Authorities say he may have used tunnel to hide in seaside mansion
DOVER, N.H. - A mansion, a tunnel, and a vanishing man: The mystery deepened yesterday in the case of a man accused of faking an overnight disappearance in 2006 to attract attention to his flagging congressional campaign.
Authorities believe that Gary Dodds may have spent some of the 27 hours he was missing after a car crash hiding in an apartment in an 1805 mansion believed to have a tunnel to the outside. Police say that when they knocked on the door, a man answered but would not let them in. When they got in hours later, the man had vanished.
Dodds owned the building, Cutts Mansion in Portsmouth, which also housed his campaign office. Police went to the apartment of campaign staff member Alison Spruce on the afternoon of April 6, 2006, while searchers were looking for Dodds in the snowy woods two towns away.

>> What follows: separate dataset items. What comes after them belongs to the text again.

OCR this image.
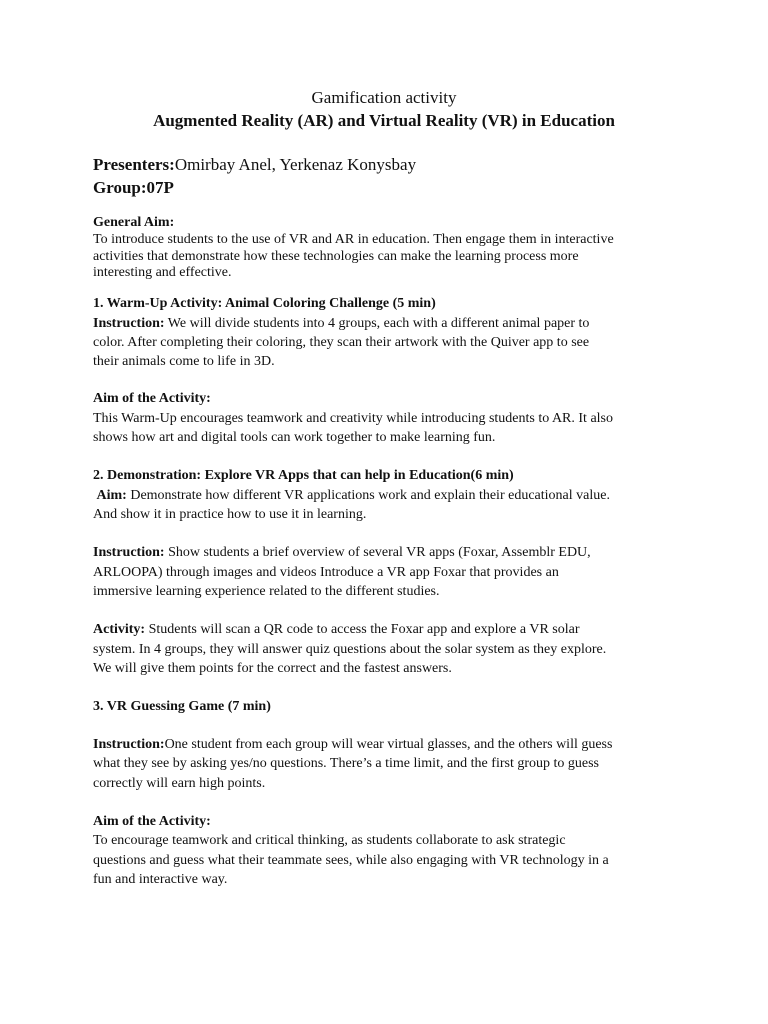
Gamification activity
Augmented Reality (AR) and Virtual Reality (VR) in Education
Presenters:Omirbay Anel, Yerkenaz Konysbay
Group:07P
General Aim:
To introduce students to the use of VR and AR in education. Then engage them in interactive
activities that demonstrate how these technologies can make the learning process more
interesting and effective.
1. Warm-Up Activity: Animal Coloring Challenge (5 min)
Instruction: We will divide students into 4 groups, each with a different animal paper to
color. After completing their coloring, they scan their artwork with the Quiver app to see
their animals come to life in 3D.
Aim of the Activity:
This Warm-Up encourages teamwork and creativity while introducing students to AR. It also
shows how art and digital tools can work together to make learning fun.
2. Demonstration: Explore VR Apps that can help in Education(6 min)
Aim: Demonstrate how different VR applications work and explain their educational value.
And show it in practice how to use it in learning.
Instruction: Show students a brief overview of several VR apps (Foxar, Assemblr EDU,
ARLOOPA) through images and videos Introduce a VR app Foxar that provides an
immersive learning experience related to the different studies.
Activity: Students will scan a QR code to access the Foxar app and explore a VR solar
system. In 4 groups, they will answer quiz questions about the solar system as they explore.
We will give them points for the correct and the fastest answers.
3. VR Guessing Game (7 min)
Instruction:One student from each group will wear virtual glasses, and the others will guess
what they see by asking yes/no questions. There’s a time limit, and the first group to guess
correctly will earn high points.
Aim of the Activity:
To encourage teamwork and critical thinking, as students collaborate to ask strategic
questions and guess what their teammate sees, while also engaging with VR technology in a
fun and interactive way.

State Trooper Joseph Ebert said he and other officers stood watch until Spruce returned home and let them in.
"There was a very low chance that someone could leave the apartment without being seen," Ebert said.

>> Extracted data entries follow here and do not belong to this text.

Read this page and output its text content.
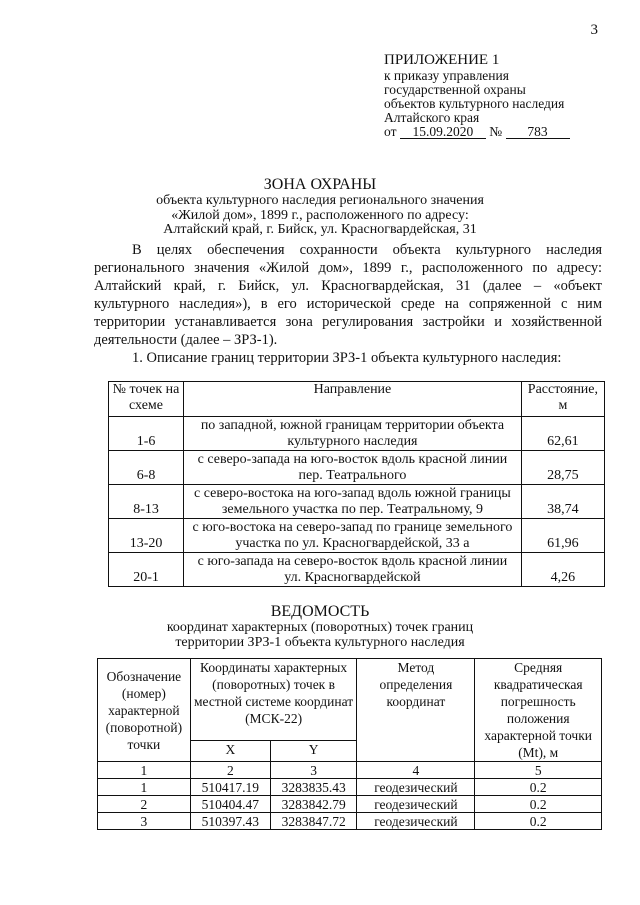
3
ПРИЛОЖЕНИЕ 1
к приказу управления
государственной охраны
объектов культурного наследия
Алтайского края
от 15.09.2020 № 783
ЗОНА ОХРАНЫ
объекта культурного наследия регионального значения
«Жилой дом», 1899 г., расположенного по адресу:
Алтайский край, г. Бийск, ул. Красногвардейская, 31

В целях обеспечения сохранности объекта культурного наследия регионального значения «Жилой дом», 1899 г., расположенного по адресу: Алтайский край, г. Бийск, ул. Красногвардейская, 31 (далее – «объект культурного наследия»), в его исторической среде на сопряженной с ним территории устанавливается зона регулирования застройки и хозяйственной деятельности (далее – ЗРЗ-1).

1. Описание границ территории ЗРЗ-1 объекта культурного наследия:

№ точек на схеме	Направление	Расстояние, м
1-6	по западной, южной границам территории объекта культурного наследия	62,61
6-8	с северо-запада на юго-восток вдоль красной линии пер. Театрального	28,75
8-13	с северо-востока на юго-запад вдоль южной границы земельного участка по пер. Театральному, 9	38,74
13-20	с юго-востока на северо-запад по границе земельного участка по ул. Красногвардейской, 33 а	61,96
20-1	с юго-запада на северо-восток вдоль красной линии ул. Красногвардейской	4,26
ВЕДОМОСТЬ
координат характерных (поворотных) точек границ
территории ЗРЗ-1 объекта культурного наследия
Обозначение (номер) характерной (поворотной) точки	Координаты характерных (поворотных) точек в местной системе координат (МСК-22)		Метод определения координат	Средняя квадратическая погрешность положения характерной точки (Mt), м
	X	Y		
1	2	3	4	5
1	510417.19	3283835.43	геодезический	0.2
2	510404.47	3283842.79	геодезический	0.2
3	510397.43	3283847.72	геодезический	0.2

Spruce testified that she was in and out of her apartment that day, leaving to attend college classes, take a walk, and visit her parents. She was not asked to explain the man's voice police reported hearing.
She said she would have known if anyone had been in the apartment.
"I would like to think so," she said. "I am very meticulous. I would like to think I'd know if someone had been there."
Dodds, 43, is on trial in Strafford County Superior Court on charges of falsifying evidence, creating false public alarm, and leaving the scene of the April 5, 2006, crash in which his car went over a highway guardrail in Dover.
He was found the next night a mile from the crash scene under a pile of leaves, fading in and out of consciousness and missing a shoe. Dodds told authorities he remembered little after the crash, other than nearly drowning in an icy river and then wandering until he could go no farther.
His lawyers say he has been wrongly accused by law enforcement officials to deflect attention from their bungled search and rescue.
But prosecutors say he faked his story and soaked his feet in cold water for hours as part of a ploy to attract attention to his campaign for the Democratic nomination in the First Congressional District.
Dodds's wife, Cindy, offered a few political theories of her own, telling one state trooper during the search that she hoped her husband had not been harmed by "someone from his campaign" and that she suspected the state Democratic Party of playing a role because it wanted Jim Craig to win the primary.
Cindy Dodds also gave other reasons she feared foul play, Trooper Robert Quinn said.
"She told me that her husband did not drink, didn't have a girlfriend, didn't do drugs," Quinn said. "So basically, she felt this was suspicious in nature."
But in a pretrial hearing, County Attorney Thomas Velardi sought permission to present evidence that Dodds was having an affair. A judge barred any mention of the alleged affair, but said he may reconsider his decision.
There also was no mention in court of the tunnel at the mansion, which was built in the old seaport by ship's captain Edward Cutts. But in 2000, Dodds described it in a Portsmouth Herald story about efforts he and his wife were making to renovate the building and learn its history.
"Roy Jones, whose family was the last single family to live there, said you could walk in the tunnel standing up until the edge of the property, then you could crawl the rest of the way," Dodds told the newspaper. He said the tunnel ran from the mansion to a cove.
Authorities estimate they spent $18,000 searching for Dodds with teams assisted by dogs and a helicopter.
Dodds was never considered a contender in the primary, which he lost to Carol Shea-Porter. She defeated Representative Jeb Bradley, a Republican, in the general election.